Golden Bears Volleyball head South for a New Years clash
Will the team prove themselves against the best of the best?
Brad HamiltonThe University of Alberta Golden Bears men’s volleyball team will start the new year the hard way.
From December 30 through January 6, the Bears head to California to take part in the annual North American Challenge at Long Beach State University, a preseason trip that has become one of the most important stops on Alberta’s calendar. The matches, played inside the Walter Pyramid, pit the Bears against elite National Collegiate Athletics Association (NCAA) programs and offer a perspective you simply cannot find in Canada.
This trip is not about fireworks and cake, it is a chance to grow as a team.
Like they say: Iron sharpens iron.
The North American Challenge is designed to be uncomfortable. The pace is faster, and the margin for error is smaller. Long Beach State, the host, is a perennial NCAA power and one of the most respected programs in North America. Other invited teams bring the same level of physicality and speed, forcing visiting sides to adjust quickly or get exposed.
That elite competition is exactly why Alberta keeps coming back.
The Bears have been part of this event for years, and each trip has served as a reset point before the final stretch of the Canada West season. The results rarely tell the full story; it is the lessons learned that are valuable to the attendees. Systems that work at home get challenged under real pressure, lazy play will be exposed, and it demands the type of focus needed for a playoff run.
For a team with championship ambitions, that kind of stress is valuable.
Canada West is unforgiving: their teams populate four of the top five ranked teams in the country. The difference between a top seed and an early playoff exit can come down to a handful of points across an entire season. Alberta knows that if it wants to be playing its best volleyball in February, it needs to be pushed in December and early January.
Tournament brings much needed challenges
This trip also brings something harder to quantify. A week on the road builds trust. Long days of practice, film sessions at night, and close matches tend to speed up the process of carving out roles in the dressing room and on the court. By the time the Bears fly home, rotations feel clearer and standards feel sharper.
There is also something special about the setting. Playing inside the Walter Pyramid is a rare experience for Canadian athletes. It is a historic volleyball venue, and playing in that space carries weight. For some players, it will be their first taste of NCAA-level volleyball in person. For others, it is a reminder of just how serious this sport can get.

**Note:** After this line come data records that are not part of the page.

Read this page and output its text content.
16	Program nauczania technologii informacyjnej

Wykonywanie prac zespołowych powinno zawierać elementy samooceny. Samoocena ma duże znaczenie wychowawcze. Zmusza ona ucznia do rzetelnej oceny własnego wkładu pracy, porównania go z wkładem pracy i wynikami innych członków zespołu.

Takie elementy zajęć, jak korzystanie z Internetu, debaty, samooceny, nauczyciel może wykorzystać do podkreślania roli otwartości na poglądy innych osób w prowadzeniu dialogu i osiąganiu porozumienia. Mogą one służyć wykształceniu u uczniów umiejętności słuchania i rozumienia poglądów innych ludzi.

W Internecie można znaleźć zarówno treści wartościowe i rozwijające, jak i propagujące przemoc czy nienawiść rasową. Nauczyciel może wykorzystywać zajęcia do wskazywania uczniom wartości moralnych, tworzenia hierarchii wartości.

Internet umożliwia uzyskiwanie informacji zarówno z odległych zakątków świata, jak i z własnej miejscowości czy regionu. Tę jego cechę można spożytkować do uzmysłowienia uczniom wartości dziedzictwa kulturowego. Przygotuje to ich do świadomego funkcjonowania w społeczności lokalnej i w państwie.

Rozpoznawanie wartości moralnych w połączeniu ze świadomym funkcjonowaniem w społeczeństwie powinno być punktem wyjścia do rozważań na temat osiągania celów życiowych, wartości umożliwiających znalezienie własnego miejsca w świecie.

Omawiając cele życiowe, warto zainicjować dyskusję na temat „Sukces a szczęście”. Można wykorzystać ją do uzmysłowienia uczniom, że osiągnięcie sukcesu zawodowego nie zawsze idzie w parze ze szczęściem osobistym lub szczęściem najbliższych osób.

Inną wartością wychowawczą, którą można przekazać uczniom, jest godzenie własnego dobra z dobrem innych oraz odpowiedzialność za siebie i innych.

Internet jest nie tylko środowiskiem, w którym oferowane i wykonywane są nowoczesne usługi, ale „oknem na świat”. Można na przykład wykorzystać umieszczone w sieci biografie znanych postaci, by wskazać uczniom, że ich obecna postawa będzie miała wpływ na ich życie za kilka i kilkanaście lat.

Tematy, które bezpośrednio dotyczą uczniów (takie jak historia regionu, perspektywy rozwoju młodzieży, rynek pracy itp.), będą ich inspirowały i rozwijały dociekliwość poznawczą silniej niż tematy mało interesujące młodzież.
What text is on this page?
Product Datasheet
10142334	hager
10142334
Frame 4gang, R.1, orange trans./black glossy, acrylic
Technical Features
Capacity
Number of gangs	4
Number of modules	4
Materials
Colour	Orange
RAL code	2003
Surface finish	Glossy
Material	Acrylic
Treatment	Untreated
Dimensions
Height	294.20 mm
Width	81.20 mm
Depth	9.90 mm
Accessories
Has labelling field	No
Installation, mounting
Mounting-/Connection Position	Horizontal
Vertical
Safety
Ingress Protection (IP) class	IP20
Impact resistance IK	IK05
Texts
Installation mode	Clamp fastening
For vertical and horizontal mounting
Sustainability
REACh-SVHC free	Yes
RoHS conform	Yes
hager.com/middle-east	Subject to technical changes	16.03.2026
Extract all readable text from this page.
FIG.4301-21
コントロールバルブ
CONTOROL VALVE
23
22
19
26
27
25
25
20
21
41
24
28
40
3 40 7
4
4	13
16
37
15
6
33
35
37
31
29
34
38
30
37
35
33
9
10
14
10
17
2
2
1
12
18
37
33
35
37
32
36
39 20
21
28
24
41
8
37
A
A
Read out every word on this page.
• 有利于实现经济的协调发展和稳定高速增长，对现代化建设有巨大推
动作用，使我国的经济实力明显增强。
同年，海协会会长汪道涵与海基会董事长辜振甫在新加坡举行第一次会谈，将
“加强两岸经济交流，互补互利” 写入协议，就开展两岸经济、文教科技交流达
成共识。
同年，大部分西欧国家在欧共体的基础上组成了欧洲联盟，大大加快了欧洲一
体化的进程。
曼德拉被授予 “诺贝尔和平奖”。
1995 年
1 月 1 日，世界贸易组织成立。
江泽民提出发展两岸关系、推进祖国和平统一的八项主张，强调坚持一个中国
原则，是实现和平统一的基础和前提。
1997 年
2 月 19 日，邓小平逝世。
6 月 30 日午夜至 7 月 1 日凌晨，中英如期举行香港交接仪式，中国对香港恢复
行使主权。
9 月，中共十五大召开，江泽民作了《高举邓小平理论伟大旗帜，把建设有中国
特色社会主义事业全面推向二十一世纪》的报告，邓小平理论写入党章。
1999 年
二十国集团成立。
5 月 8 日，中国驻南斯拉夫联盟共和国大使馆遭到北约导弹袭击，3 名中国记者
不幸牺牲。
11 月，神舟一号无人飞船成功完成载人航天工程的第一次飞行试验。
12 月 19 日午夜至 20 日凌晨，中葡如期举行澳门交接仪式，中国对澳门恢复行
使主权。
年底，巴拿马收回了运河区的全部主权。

Recent tournaments have shown how tough the competition is. Earlier this year, American programs ran through the challenge, sweeping five Canadian programs in a single day. That result proved to the Bears that nothing comes easy at this event.
Once Alberta returns to Edmonton in early January, there will be no grace period. Canada West play ramps up almost immediately, and the standings rarely wait for teams to catch their breath. What the Bears learn in California will show up quickly, for better or worse.
The North American Challenge is not a vacation, it is a test. A chance to see where you stand when the game speeds up and the stakes are raised.
For the Bears, there is no better way to start the new year.